The .asia regional internet domain has officially opened for business. This should be interesting.. Especially intriguing and massively significant (and curiously mentioned only as a minor side-note in the article) is the separate initiative being tested by ICANN to allow for domain names in non-latin scripts/character sets, ie, domain names written directly in Arabic, Chinese, Thai, Khmer, etc. script rather than some phonetically romanized version of those. This change will make the internet infinitely more accessible to the masses who don’t speak/read/write English.
It will be very interesting to see what effects this addition of native language support, once complete, will have on the following and other areas:
IT and networking infrastructure — For example, the practical problem of an American or German network administrator troubleshooting a connectivity or DNS problem to a Taiwanese website with a URL like http://愉快的馬農場.中華民國 or a Korean website with a URL like http://행복한 말 농장.한국).
Business — This will potentially & likely lead to massive internet connectivity adoption rates among previously unreached people groups — lower-class and/or less educated people who only know a local language, but already have the connectivity infrastructure available to them. This could well turn out to be the shot-in-the-arm that the IT and Networking industries have been needing to help them revive from the slowing economy and the dot-com bust, which, although a relatively long time ago, left the industries badly shaken.
Politics — Control of the internet in many ways is currently still effectively in the hands of the US government, as it is after all basically a US DoD (DARPA; at the time known as ARPA) invention; the ARPANET was the direct predecessor to the internet. This change will vastly complicate that level of control.
Those of you who read this (there are at least one or two of you, right?), probably know that I like music and sound mixing (sound engineering).. Here are a few very funny links from a church sound engineering mailing list I’m on. If you’re interested, the website is http://www.churchsoundcheck.com/.
Everything you were taught about science & physics apparently becomes invalid the moment you step into a church. These are hysterical. Number 6 is the best, in my opinion.
Here’s a world record definitely NOT worth breaking! The deciBel is a ratio measurement for sound pressure change (change in volume). For you fellow nerds, Wikipedia has a more in-depth write-up, with formulas and everything! You’re happy now, aren’t you??

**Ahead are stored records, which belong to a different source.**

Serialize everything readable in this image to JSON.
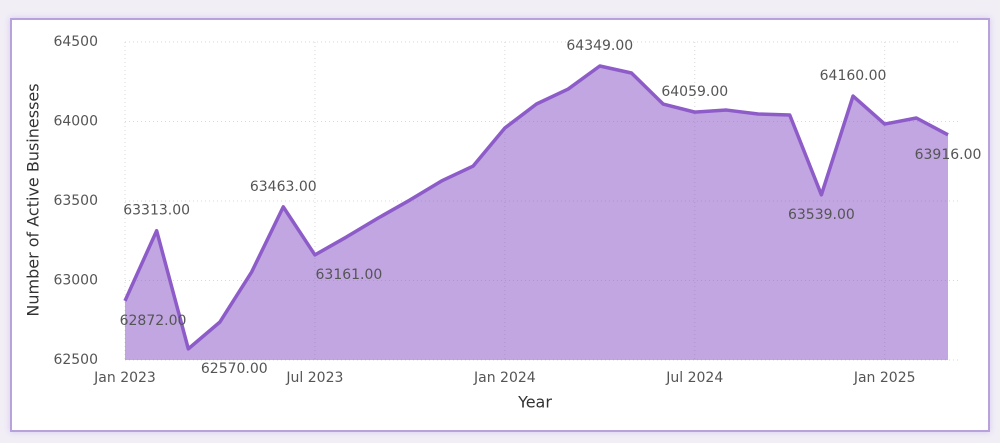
{
  "chart_data": {
    "type": "area",
    "x_label": "Year",
    "y_label": "Number of Active Businesses",
    "categories": [
      "Jan 2023",
      null,
      null,
      null,
      null,
      null,
      "Jul 2023",
      null,
      null,
      null,
      null,
      null,
      "Jan 2024",
      null,
      null,
      null,
      null,
      null,
      "Jul 2024",
      null,
      null,
      null,
      null,
      null,
      "Jan 2025",
      null,
      null
    ],
    "series": [
      {
        "name": "Active Businesses",
        "color": "#8e5cc9",
        "values": [
          62872,
          63313,
          62570,
          62739,
          63053,
          63463,
          63161,
          63274,
          63393,
          63506,
          63626,
          63720,
          63959,
          64110,
          64204,
          64349,
          64305,
          64110,
          64059,
          64072,
          64047,
          64041,
          63539,
          64160,
          63984,
          64022,
          63916
        ],
        "value_labels": [
          "62872.00",
          "63313.00",
          "62570.00",
          null,
          null,
          "63463.00",
          "63161.00",
          null,
          null,
          null,
          null,
          null,
          null,
          null,
          null,
          "64349.00",
          null,
          null,
          "64059.00",
          null,
          null,
          null,
          "63539.00",
          "64160.00",
          null,
          null,
          "63916.00"
        ]
      }
    ],
    "ylim": [
      62500,
      64500
    ],
    "yticks": [
      62500,
      63000,
      63500,
      64000,
      64500
    ],
    "grid": true
  }
}
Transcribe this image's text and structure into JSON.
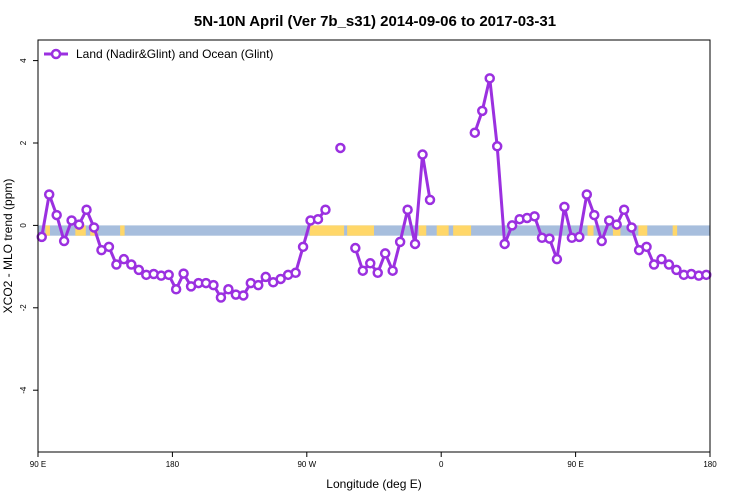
{
  "chart_data": {
    "type": "line",
    "title": "5N-10N April (Ver 7b_s31)   2014-09-06 to 2017-03-31",
    "xlabel": "Longitude (deg E)",
    "ylabel": "XCO2 - MLO trend (ppm)",
    "xlim": [
      90,
      540
    ],
    "ylim": [
      -5.5,
      4.5
    ],
    "x_ticks": [
      {
        "value": 90,
        "label": "90 E"
      },
      {
        "value": 180,
        "label": "180"
      },
      {
        "value": 270,
        "label": "90 W"
      },
      {
        "value": 360,
        "label": "0"
      },
      {
        "value": 450,
        "label": "90 E"
      },
      {
        "value": 540,
        "label": "180"
      }
    ],
    "y_ticks": [
      {
        "value": 4,
        "label": "4"
      },
      {
        "value": 2,
        "label": "2"
      },
      {
        "value": 0,
        "label": "0"
      },
      {
        "value": -2,
        "label": "-2"
      },
      {
        "value": -4,
        "label": "-4"
      }
    ],
    "legend": {
      "position": "top-left",
      "entries": [
        "Land (Nadir&Glint) and Ocean (Glint)"
      ]
    },
    "grid": false,
    "colors": {
      "series": "#9b30e0",
      "ocean_band": "#a7bedd",
      "land_band": "#ffd769"
    },
    "surface_band": {
      "y_range": [
        -0.25,
        0
      ],
      "land_segments": [
        [
          95,
          98
        ],
        [
          115,
          122
        ],
        [
          125,
          130
        ],
        [
          145,
          148
        ],
        [
          272,
          295
        ],
        [
          297,
          315
        ],
        [
          345,
          350
        ],
        [
          357,
          365
        ],
        [
          368,
          380
        ],
        [
          458,
          462
        ],
        [
          475,
          480
        ],
        [
          492,
          498
        ],
        [
          515,
          518
        ]
      ]
    },
    "series": [
      {
        "name": "Land (Nadir&Glint) and Ocean (Glint)",
        "segments": [
          {
            "x": [
              92.5,
              97.5,
              102.5,
              107.5,
              112.5,
              117.5,
              122.5,
              127.5,
              132.5,
              137.5,
              142.5,
              147.5,
              152.5,
              157.5,
              162.5,
              167.5,
              172.5,
              177.5,
              182.5,
              187.5,
              192.5,
              197.5,
              202.5,
              207.5,
              212.5,
              217.5,
              222.5,
              227.5,
              232.5,
              237.5,
              242.5,
              247.5,
              252.5,
              257.5,
              262.5,
              267.5,
              272.5,
              277.5,
              282.5
            ],
            "y": [
              -0.28,
              0.75,
              0.25,
              -0.38,
              0.12,
              0.02,
              0.38,
              -0.05,
              -0.6,
              -0.52,
              -0.95,
              -0.82,
              -0.95,
              -1.08,
              -1.2,
              -1.18,
              -1.22,
              -1.2,
              -1.55,
              -1.17,
              -1.48,
              -1.4,
              -1.4,
              -1.45,
              -1.75,
              -1.55,
              -1.68,
              -1.7,
              -1.4,
              -1.45,
              -1.25,
              -1.38,
              -1.3,
              -1.2,
              -1.15,
              -0.52,
              0.12,
              0.15,
              0.38
            ]
          },
          {
            "x": [
              292.5
            ],
            "y": [
              1.88
            ]
          },
          {
            "x": [
              302.5,
              307.5,
              312.5,
              317.5,
              322.5,
              327.5,
              332.5,
              337.5,
              342.5,
              347.5,
              352.5,
              357.5
            ],
            "y": [
              -0.55,
              -1.1,
              -0.92,
              -1.15,
              -0.68,
              -1.1,
              -0.4,
              0.38,
              -0.45,
              1.72,
              0.62,
              null
            ]
          },
          {
            "x": [
              382.5,
              387.5,
              392.5,
              397.5,
              402.5,
              407.5,
              412.5,
              417.5,
              422.5,
              427.5,
              432.5,
              437.5,
              442.5,
              447.5,
              452.5,
              457.5,
              462.5,
              467.5,
              472.5,
              477.5,
              482.5,
              487.5,
              492.5,
              497.5,
              502.5,
              507.5,
              512.5,
              517.5,
              522.5,
              527.5,
              532.5,
              537.5,
              540
            ],
            "y": [
              2.25,
              2.78,
              3.57,
              1.92,
              -0.45,
              0.0,
              0.15,
              0.18,
              0.22,
              -0.3,
              -0.32,
              -0.82,
              0.45,
              -0.3,
              -0.28,
              0.75,
              0.25,
              -0.38,
              0.12,
              0.02,
              0.38,
              -0.05,
              -0.6,
              -0.52,
              -0.95,
              -0.82,
              -0.95,
              -1.08,
              -1.2,
              -1.18,
              -1.22,
              -1.2,
              -1.18
            ]
          }
        ]
      }
    ]
  }
}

In layman’s terms, since the decibel (dB) scale is not straight, but logarithmic, an addition of 6dB (for example, increasing the volume from 80dB to 86dB) is roughly a doubling in perceived volume!! Generally speaking, most people consider ~80dB to be a comfortable listening volume during a concert. You would experience 100dB+ at a very loud rock concert. Unless you’re already deaf, sustained unprotected exposure to that kind of volume will cause hearing loss (hearing loss is irreversible!) and ringing in your ears, called tinnitus. The louder the sound, the less exposure time your ears can handle before you experience permanent damage.
This is fascinating. I ran across this on blogger.com (run by Google). Their story behind it is interesting enough that I’ll just re-post their entire write-up..
Blogger Play: Watch the blogs go by
Today we’re pleased to launch Blogger Play, a neat little toy we’ve cooked up to show you photos and blog posts as you’ve never seen them before.
Shortly after Blogger launched photo uploading two years ago, one of our engineers whipped up a web page that would show us the pictures that were being uploaded in real time. The result was fun, often beautiful, but above all, compelling. We couldn’t stop watching.
Over the years we’ve kept this photo scroller as part of the Blogger offices, on a monitor or projector, as an interesting (distracting?) slideshow, and a reminder of the diversity and vivaciousness of Blogger blogs. The fame of the scroller spread within Google, until one day we were asked, “so, when are you launching this?”
“Um…,” we replied. But we knew a good idea when we heard one. We got our UI people to come up with buttons and fadey effects and we got our engineers to make the whole thing fast and robust. A bit of work later, and now we can share it with all of you:
Blogger Play will show you a never-ending stream of images that were just uploaded to public Blogger blogs. You can click the image to be taken directly to the blog post it was uploaded to, or click “show info” to see an overlay with the post title, a snippet of the body, and some profile information about the blogger who uploaded it. We also wrote a Blogger Play FAQ with more information.
A caveat: we use many techniques, including Google’s SafeSearch technology, to keep the images clean. Nevertheless, on rare occasions an image that you may find vulgar or obscene will slip through our algorithmic filters. Google does not pre-screen the images that appear in Blogger Play, nor is it responsible for their content. To report a terms of service violation, you may fill out this contact form.
Looks like they have a few kinks to work out before this technology is truly mature. Nonetheless, it’s fascinating, and well, a bit scary, from a Biblical standpoint.